The detection of soluble triggering receptor expressed on myeloid cells (sTREM)-1 in BAL fluid may be useful in establishing or excluding a diagnosis of bacterial or fungal pneumonia. Gibot et al. [75] studied 148 patients with suspected pneumonia and measured sTREM-1 in their BAL fluid. These authors showed that the presence of sTREM by itself was more accurate than any clinical findings or laboratory values in identifying the presence of bacterial or fungal pneumonia. Questions about the lack of a gold standard definition for VAP may have hampered classification of some of patients. In 28 critically ill mechanically ventilated patients, Determann et al. [76] reported an increase in sTREM-1 levels in non-directed BAL fluid obtained from patients who developed VAP (n = 9) in contrast to those who did not. A cutoff value for BAL fluid sTREM-1 levels of 200 pg/ml had a sensitivity of 75% and specificity of 84% in diagnosing pneumonia.

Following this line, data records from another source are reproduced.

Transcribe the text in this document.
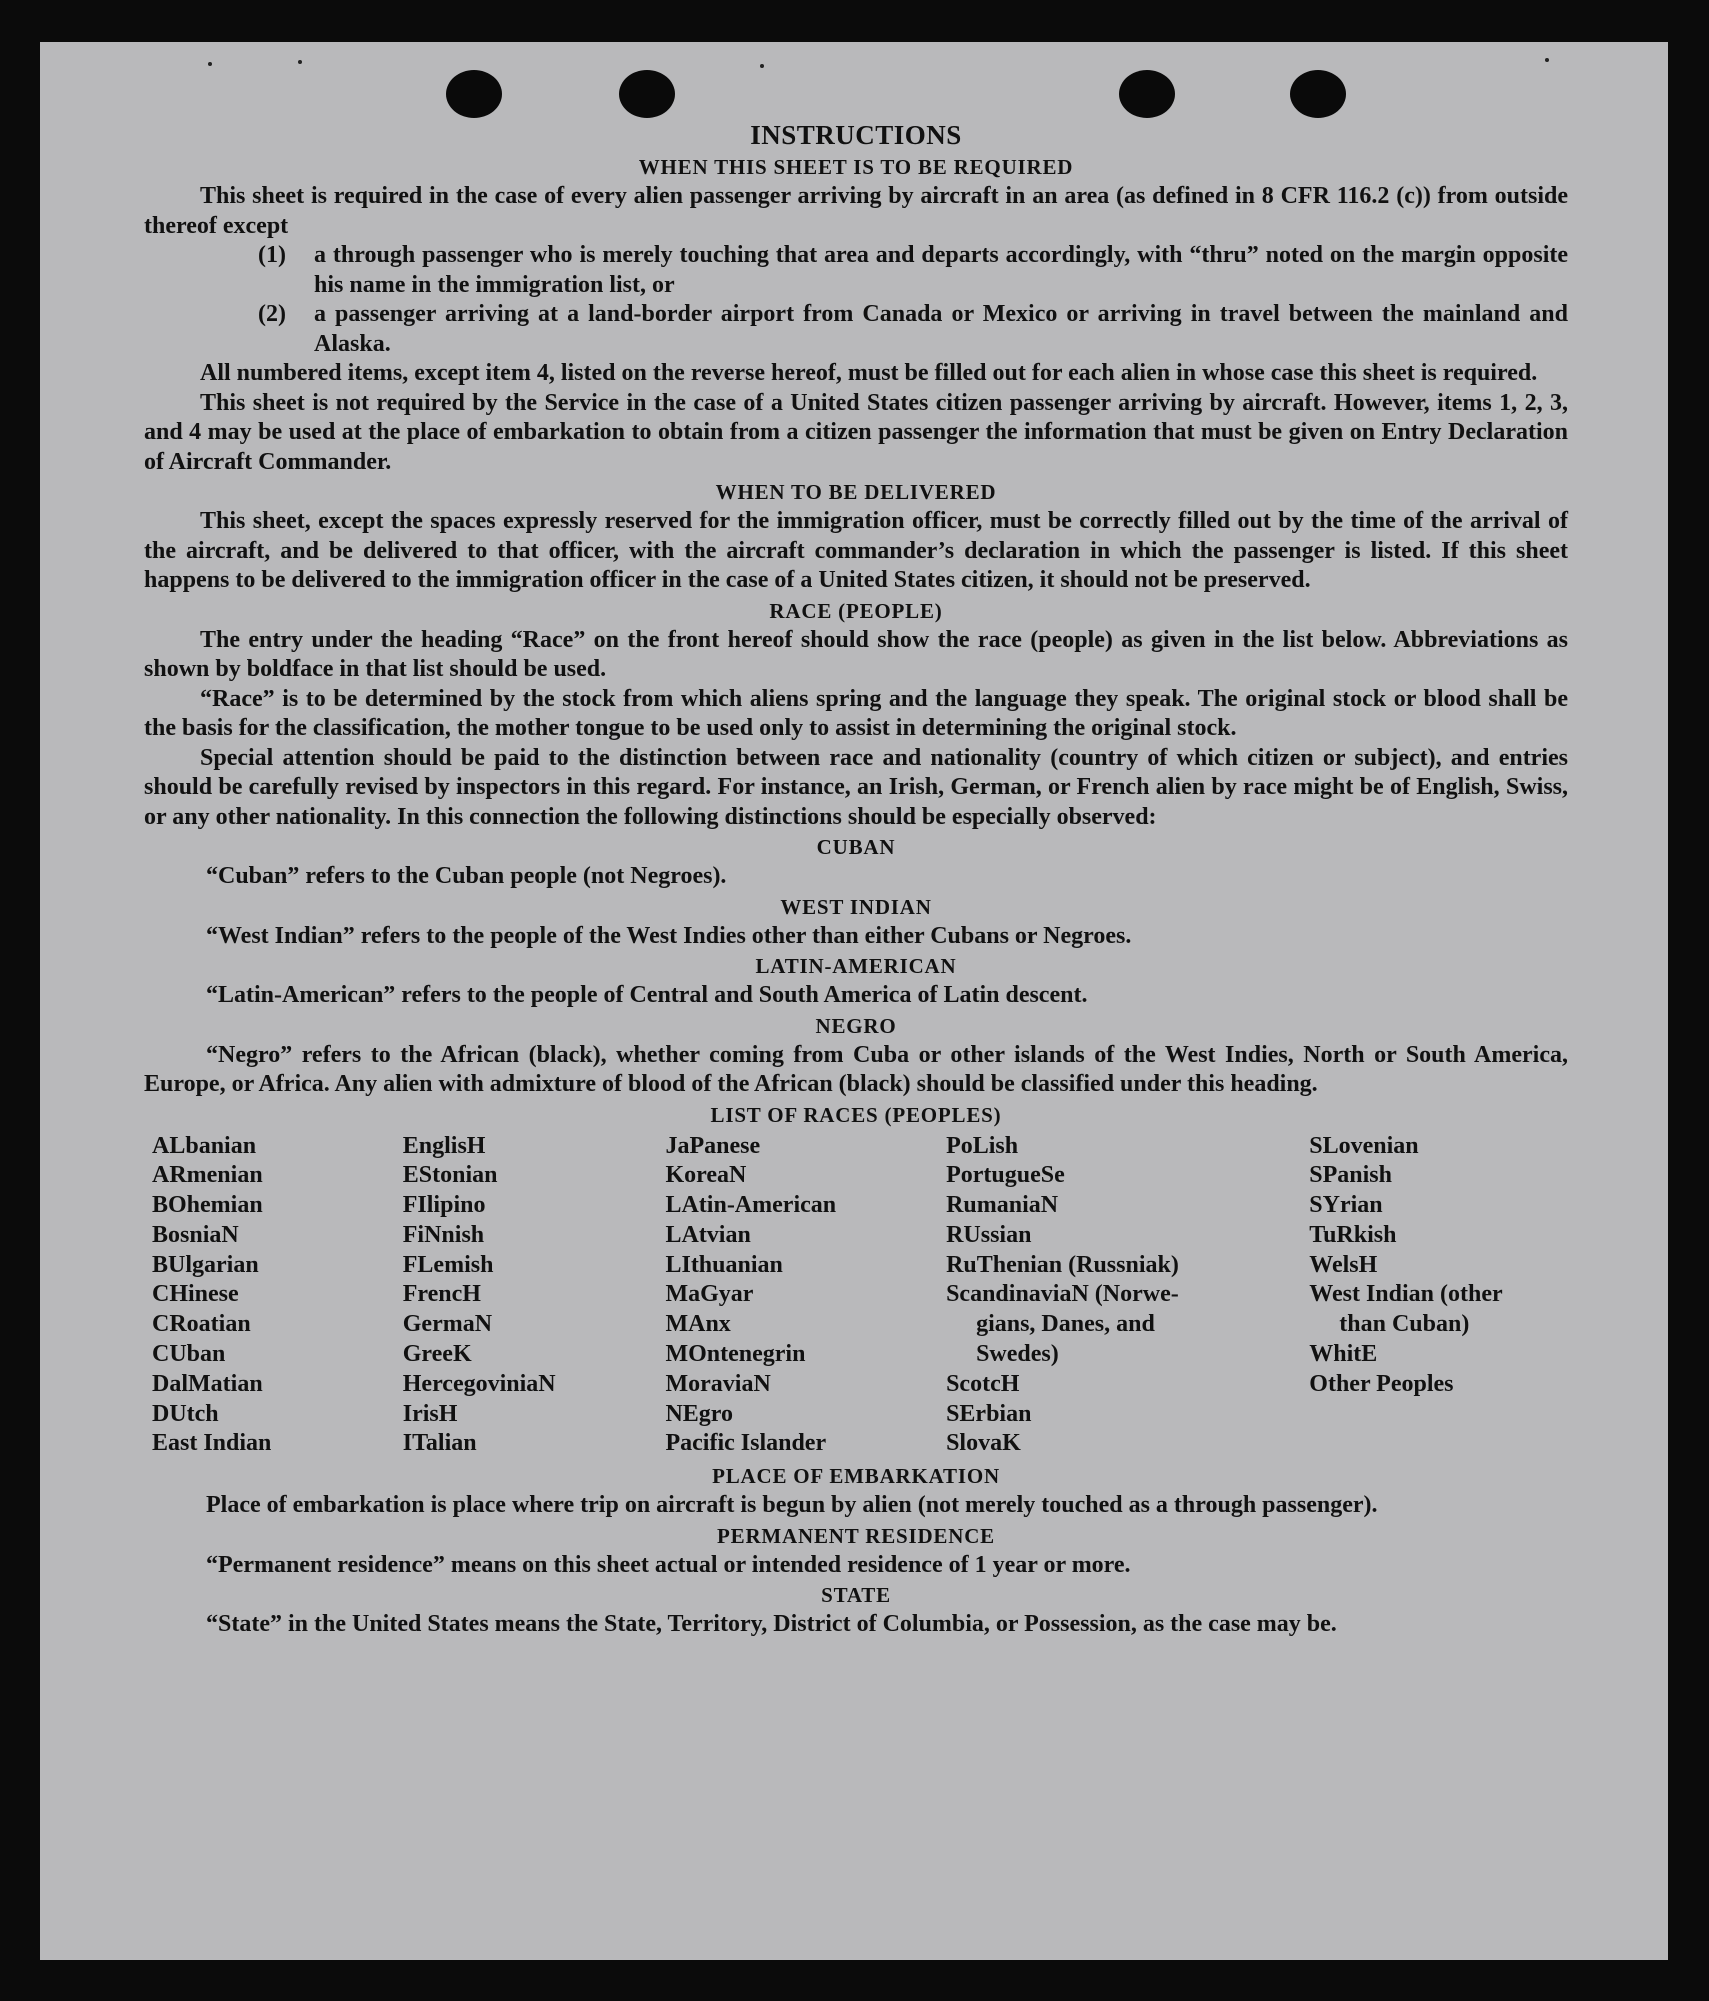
INSTRUCTIONS
WHEN THIS SHEET IS TO BE REQUIRED

This sheet is required in the case of every alien passenger arriving by aircraft in an area (as defined in 8 CFR 116.2 (c)) from outside thereof except

(1)	a through passenger who is merely touching that area and departs accordingly, with “thru” noted on the margin opposite his name in the immigration list, or
(2)	a passenger arriving at a land-border airport from Canada or Mexico or arriving in travel between the mainland and Alaska.

All numbered items, except item 4, listed on the reverse hereof, must be filled out for each alien in whose case this sheet is required.

This sheet is not required by the Service in the case of a United States citizen passenger arriving by aircraft. However, items 1, 2, 3, and 4 may be used at the place of embarkation to obtain from a citizen passenger the information that must be given on Entry Declaration of Aircraft Commander.

WHEN TO BE DELIVERED

This sheet, except the spaces expressly reserved for the immigration officer, must be correctly filled out by the time of the arrival of the aircraft, and be delivered to that officer, with the aircraft commander’s declaration in which the passenger is listed. If this sheet happens to be delivered to the immigration officer in the case of a United States citizen, it should not be preserved.

RACE (PEOPLE)

The entry under the heading “Race” on the front hereof should show the race (people) as given in the list below. Abbreviations as shown by boldface in that list should be used.

“Race” is to be determined by the stock from which aliens spring and the language they speak. The original stock or blood shall be the basis for the classification, the mother tongue to be used only to assist in determining the original stock.

Special attention should be paid to the distinction between race and nationality (country of which citizen or subject), and entries should be carefully revised by inspectors in this regard. For instance, an Irish, German, or French alien by race might be of English, Swiss, or any other nationality. In this connection the following distinctions should be especially observed:

CUBAN

“Cuban” refers to the Cuban people (not Negroes).

WEST INDIAN

“West Indian” refers to the people of the West Indies other than either Cubans or Negroes.

LATIN-AMERICAN

“Latin-American” refers to the people of Central and South America of Latin descent.

NEGRO

“Negro” refers to the African (black), whether coming from Cuba or other islands of the West Indies, North or South America, Europe, or Africa. Any alien with admixture of blood of the African (black) should be classified under this heading.

LIST OF RACES (PEOPLES)
ALbanian
ARmenian
BOhemian
BosniaN
BUlgarian
CHinese
CRoatian
CUban
DalMatian
DUtch
East Indian
EnglisH
EStonian
FIlipino
FiNnish
FLemish
FrencH
GermaN
GreeK
HercegoviniaN
IrisH
ITalian
JaPanese
KoreaN
LAtin-American
LAtvian
LIthuanian
MaGyar
MAnx
MOntenegrin
MoraviaN
NEgro
Pacific Islander
PoLish
PortugueSe
RumaniaN
RUssian
RuThenian (Russniak)
ScandinaviaN (Norwe-
gians, Danes, and
Swedes)
ScotcH
SErbian
SlovaK
SLovenian
SPanish
SYrian
TuRkish
WelsH
West Indian (other
than Cuban)
WhitE
Other Peoples
PLACE OF EMBARKATION

Place of embarkation is place where trip on aircraft is begun by alien (not merely touched as a through passenger).

PERMANENT RESIDENCE

“Permanent residence” means on this sheet actual or intended residence of 1 year or more.

STATE

“State” in the United States means the State, Territory, District of Columbia, or Possession, as the case may be.
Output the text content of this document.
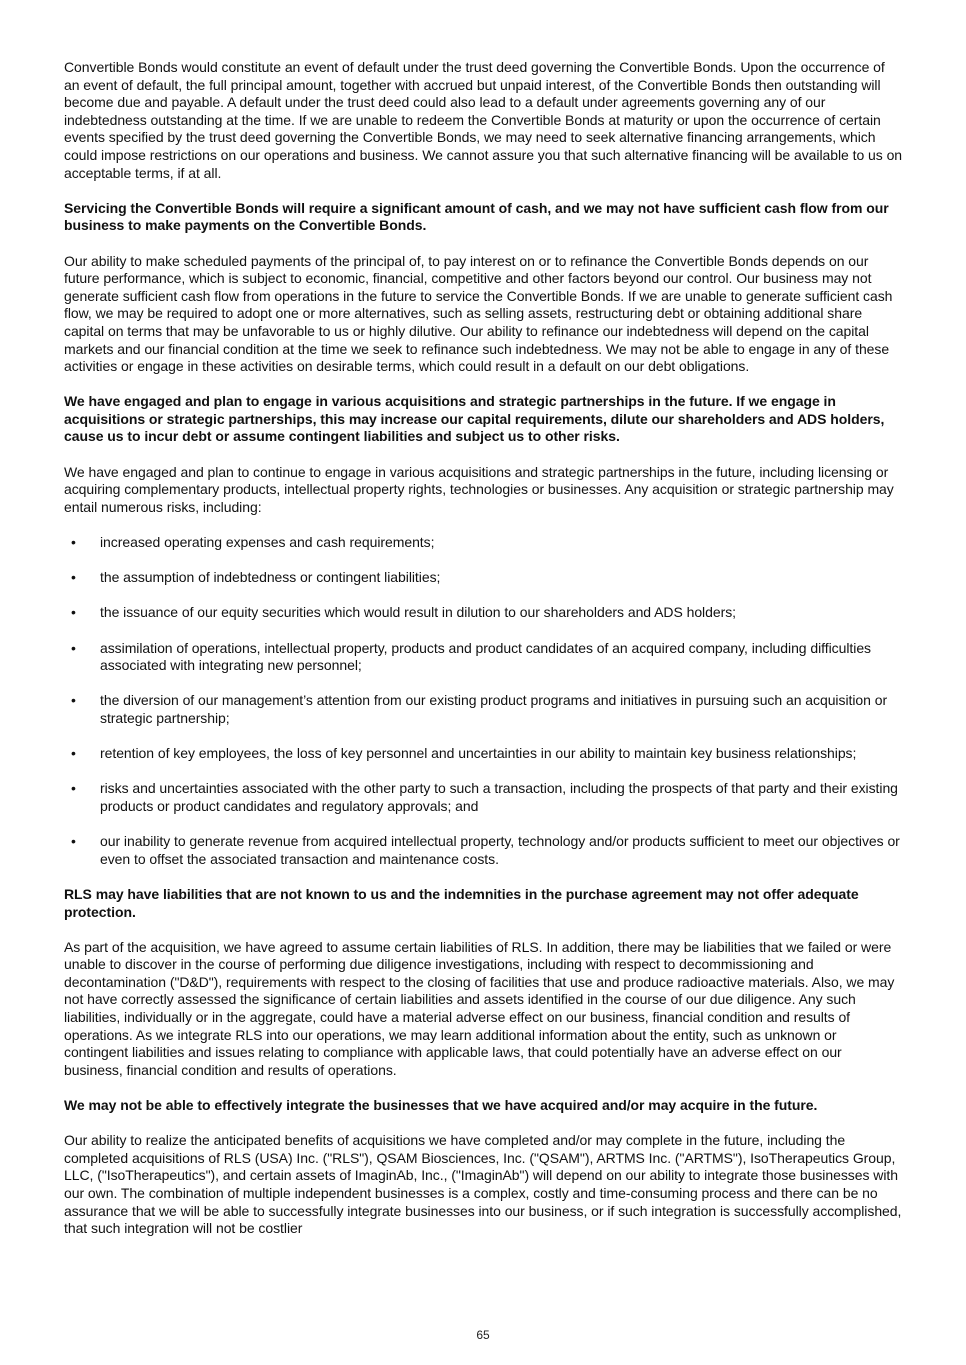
Convertible Bonds would constitute an event of default under the trust deed governing the Convertible Bonds. Upon the occurrence of an event of default, the full principal amount, together with accrued but unpaid interest, of the Convertible Bonds then outstanding will become due and payable. A default under the trust deed could also lead to a default under agreements governing any of our indebtedness outstanding at the time. If we are unable to redeem the Convertible Bonds at maturity or upon the occurrence of certain events specified by the trust deed governing the Convertible Bonds, we may need to seek alternative financing arrangements, which could impose restrictions on our operations and business. We cannot assure you that such alternative financing will be available to us on acceptable terms, if at all.

Servicing the Convertible Bonds will require a significant amount of cash, and we may not have sufficient cash flow from our business to make payments on the Convertible Bonds.

Our ability to make scheduled payments of the principal of, to pay interest on or to refinance the Convertible Bonds depends on our future performance, which is subject to economic, financial, competitive and other factors beyond our control. Our business may not generate sufficient cash flow from operations in the future to service the Convertible Bonds. If we are unable to generate sufficient cash flow, we may be required to adopt one or more alternatives, such as selling assets, restructuring debt or obtaining additional share capital on terms that may be unfavorable to us or highly dilutive. Our ability to refinance our indebtedness will depend on the capital markets and our financial condition at the time we seek to refinance such indebtedness. We may not be able to engage in any of these activities or engage in these activities on desirable terms, which could result in a default on our debt obligations.

We have engaged and plan to engage in various acquisitions and strategic partnerships in the future. If we engage in acquisitions or strategic partnerships, this may increase our capital requirements, dilute our shareholders and ADS holders, cause us to incur debt or assume contingent liabilities and subject us to other risks.

We have engaged and plan to continue to engage in various acquisitions and strategic partnerships in the future, including licensing or acquiring complementary products, intellectual property rights, technologies or businesses. Any acquisition or strategic partnership may entail numerous risks, including:

• increased operating expenses and cash requirements;
• the assumption of indebtedness or contingent liabilities;
• the issuance of our equity securities which would result in dilution to our shareholders and ADS holders;
• assimilation of operations, intellectual property, products and product candidates of an acquired company, including difficulties associated with integrating new personnel;
• the diversion of our management’s attention from our existing product programs and initiatives in pursuing such an acquisition or strategic partnership;
• retention of key employees, the loss of key personnel and uncertainties in our ability to maintain key business relationships;
• risks and uncertainties associated with the other party to such a transaction, including the prospects of that party and their existing products or product candidates and regulatory approvals; and
• our inability to generate revenue from acquired intellectual property, technology and/or products sufficient to meet our objectives or even to offset the associated transaction and maintenance costs.

RLS may have liabilities that are not known to us and the indemnities in the purchase agreement may not offer adequate protection.

As part of the acquisition, we have agreed to assume certain liabilities of RLS. In addition, there may be liabilities that we failed or were unable to discover in the course of performing due diligence investigations, including with respect to decommissioning and decontamination ("D&D"), requirements with respect to the closing of facilities that use and produce radioactive materials. Also, we may not have correctly assessed the significance of certain liabilities and assets identified in the course of our due diligence. Any such liabilities, individually or in the aggregate, could have a material adverse effect on our business, financial condition and results of operations. As we integrate RLS into our operations, we may learn additional information about the entity, such as unknown or contingent liabilities and issues relating to compliance with applicable laws, that could potentially have an adverse effect on our business, financial condition and results of operations.

We may not be able to effectively integrate the businesses that we have acquired and/or may acquire in the future.

Our ability to realize the anticipated benefits of acquisitions we have completed and/or may complete in the future, including the completed acquisitions of RLS (USA) Inc. ("RLS"), QSAM Biosciences, Inc. ("QSAM"), ARTMS Inc. ("ARTMS"), IsoTherapeutics Group, LLC, ("IsoTherapeutics"), and certain assets of ImaginAb, Inc., ("ImaginAb") will depend on our ability to integrate those businesses with our own. The combination of multiple independent businesses is a complex, costly and time-consuming process and there can be no assurance that we will be able to successfully integrate businesses into our business, or if such integration is successfully accomplished, that such integration will not be costlier

65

The value of endotoxin measurements in BAL fluid was also investigated, as approximately 70% of cases of VAP are caused by Gram-negative bacteria. Flanagan et al. [77] reported an increased concentration of endotoxin in bronchoscopic BAL and non-directed BAL fluid of patients with VAP. An endotoxin concentration of 6 EU/ml yielded the optimal operating characteristics (sensitivity of 81% and specificity of 87%). In 40 samples of BAL fluid from patients with multiple trauma requiring prolonged mechanical ventilation, Pugin et al. [78] showed a relation between the concentration of endotoxin in lavage fluid and the quantity of Gram-negative bacteria. An endotoxin level greater than or equal to 6 EU/ml distinguished patients with Gram-negative bacterial pneumonia from colonized patients, and from those with pneumonia due to Gram-positive cocci.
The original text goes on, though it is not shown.